A petite, nearly toothless elderly woman, as tall as he was sitting, and wearing an apron with little yellow ducks on it, walked over and gave him a tennis ball.

“Not now, Marie,” he said, handing the ball back to her, but she thrust it back at him, her face fixed in a fragile smile.

“Maybe just take it, Dad, if it makes her happy,” I said in low tones. Marie had Alzheimer’s but was clearly in love with my dad. Back when her mind was clearer, they’d discussed playing tennis on their respective high school teams. Some part of her mind had hung on to this fact.

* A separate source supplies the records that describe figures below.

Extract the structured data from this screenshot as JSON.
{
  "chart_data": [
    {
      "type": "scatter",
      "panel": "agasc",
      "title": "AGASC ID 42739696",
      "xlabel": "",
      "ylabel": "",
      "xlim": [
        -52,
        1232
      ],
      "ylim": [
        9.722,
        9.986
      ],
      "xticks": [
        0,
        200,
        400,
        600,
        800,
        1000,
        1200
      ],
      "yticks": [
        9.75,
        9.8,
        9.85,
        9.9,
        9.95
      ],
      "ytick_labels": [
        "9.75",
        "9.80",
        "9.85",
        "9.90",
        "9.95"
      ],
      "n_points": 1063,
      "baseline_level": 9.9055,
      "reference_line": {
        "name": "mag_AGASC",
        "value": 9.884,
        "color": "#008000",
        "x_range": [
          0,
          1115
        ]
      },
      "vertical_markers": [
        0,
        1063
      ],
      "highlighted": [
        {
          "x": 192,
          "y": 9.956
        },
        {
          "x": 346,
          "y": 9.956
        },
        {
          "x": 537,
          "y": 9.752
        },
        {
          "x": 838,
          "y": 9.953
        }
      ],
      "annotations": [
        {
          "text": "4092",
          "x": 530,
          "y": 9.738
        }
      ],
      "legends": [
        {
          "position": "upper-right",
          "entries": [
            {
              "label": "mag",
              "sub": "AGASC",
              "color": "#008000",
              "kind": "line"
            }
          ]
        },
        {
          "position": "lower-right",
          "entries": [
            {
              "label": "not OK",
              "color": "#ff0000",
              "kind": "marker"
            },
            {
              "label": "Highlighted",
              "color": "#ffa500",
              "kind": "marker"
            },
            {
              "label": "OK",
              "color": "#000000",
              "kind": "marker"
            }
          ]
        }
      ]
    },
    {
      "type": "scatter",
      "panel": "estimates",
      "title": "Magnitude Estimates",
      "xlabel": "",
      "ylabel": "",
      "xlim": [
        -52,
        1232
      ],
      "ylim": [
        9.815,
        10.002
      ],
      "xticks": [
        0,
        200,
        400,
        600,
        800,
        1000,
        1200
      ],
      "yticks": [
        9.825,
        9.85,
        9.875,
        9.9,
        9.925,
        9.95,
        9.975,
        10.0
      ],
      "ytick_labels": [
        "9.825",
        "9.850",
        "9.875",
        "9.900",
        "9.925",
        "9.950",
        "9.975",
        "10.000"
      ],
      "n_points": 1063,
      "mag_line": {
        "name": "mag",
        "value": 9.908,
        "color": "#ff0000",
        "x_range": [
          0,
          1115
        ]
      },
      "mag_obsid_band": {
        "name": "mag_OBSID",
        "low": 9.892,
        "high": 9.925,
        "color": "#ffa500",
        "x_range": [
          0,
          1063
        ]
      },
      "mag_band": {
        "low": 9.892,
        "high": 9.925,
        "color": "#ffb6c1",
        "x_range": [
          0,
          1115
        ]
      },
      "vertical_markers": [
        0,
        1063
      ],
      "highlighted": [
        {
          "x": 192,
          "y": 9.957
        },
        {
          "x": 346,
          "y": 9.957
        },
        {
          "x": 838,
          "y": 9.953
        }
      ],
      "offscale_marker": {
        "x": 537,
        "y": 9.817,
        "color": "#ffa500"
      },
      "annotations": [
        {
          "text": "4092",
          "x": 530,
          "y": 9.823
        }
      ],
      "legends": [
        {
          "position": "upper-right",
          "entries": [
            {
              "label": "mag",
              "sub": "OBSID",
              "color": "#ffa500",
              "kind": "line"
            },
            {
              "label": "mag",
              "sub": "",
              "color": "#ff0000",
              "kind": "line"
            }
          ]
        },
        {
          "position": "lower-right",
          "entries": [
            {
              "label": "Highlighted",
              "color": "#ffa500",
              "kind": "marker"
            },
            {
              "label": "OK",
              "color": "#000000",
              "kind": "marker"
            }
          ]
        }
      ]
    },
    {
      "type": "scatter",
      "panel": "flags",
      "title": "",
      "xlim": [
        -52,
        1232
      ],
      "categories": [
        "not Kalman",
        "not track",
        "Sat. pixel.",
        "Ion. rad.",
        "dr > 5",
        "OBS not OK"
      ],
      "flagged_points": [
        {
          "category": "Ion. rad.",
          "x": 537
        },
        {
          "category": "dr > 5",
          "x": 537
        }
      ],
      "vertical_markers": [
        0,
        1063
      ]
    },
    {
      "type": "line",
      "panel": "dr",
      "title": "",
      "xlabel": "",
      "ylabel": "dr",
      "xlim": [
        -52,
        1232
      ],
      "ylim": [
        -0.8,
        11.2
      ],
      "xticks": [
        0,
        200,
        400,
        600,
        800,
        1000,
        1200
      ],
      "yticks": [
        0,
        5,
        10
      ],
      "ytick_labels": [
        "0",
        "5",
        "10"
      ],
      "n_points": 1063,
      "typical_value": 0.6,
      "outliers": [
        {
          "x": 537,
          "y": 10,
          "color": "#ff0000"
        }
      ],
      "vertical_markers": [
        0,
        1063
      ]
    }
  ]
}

“Thanks for the ball, but I’m visiting with my daughter now,” he said loudly, as if her problem were her hearing. He took the ball and wedged it next to his bony hip. Marie nodded eagerly and hurried away. He shook his head, muttered, “Christ, to think of the women who used to follow me around. World-class beauties. Now I’ve got Marie. It all comes to this. Complete and utter shit. Take note, okay? Take note.” He blew his nose into a soggy handkerchief, took me in with watery eyes. “What have you got to say for yourself?”

“I talked to Wyatt last night.”

His eyes widened, then dimmed with pain as he squinted into the sunshine. “Some kind of what…” His voice quavered; he cleared his throat. “New information?”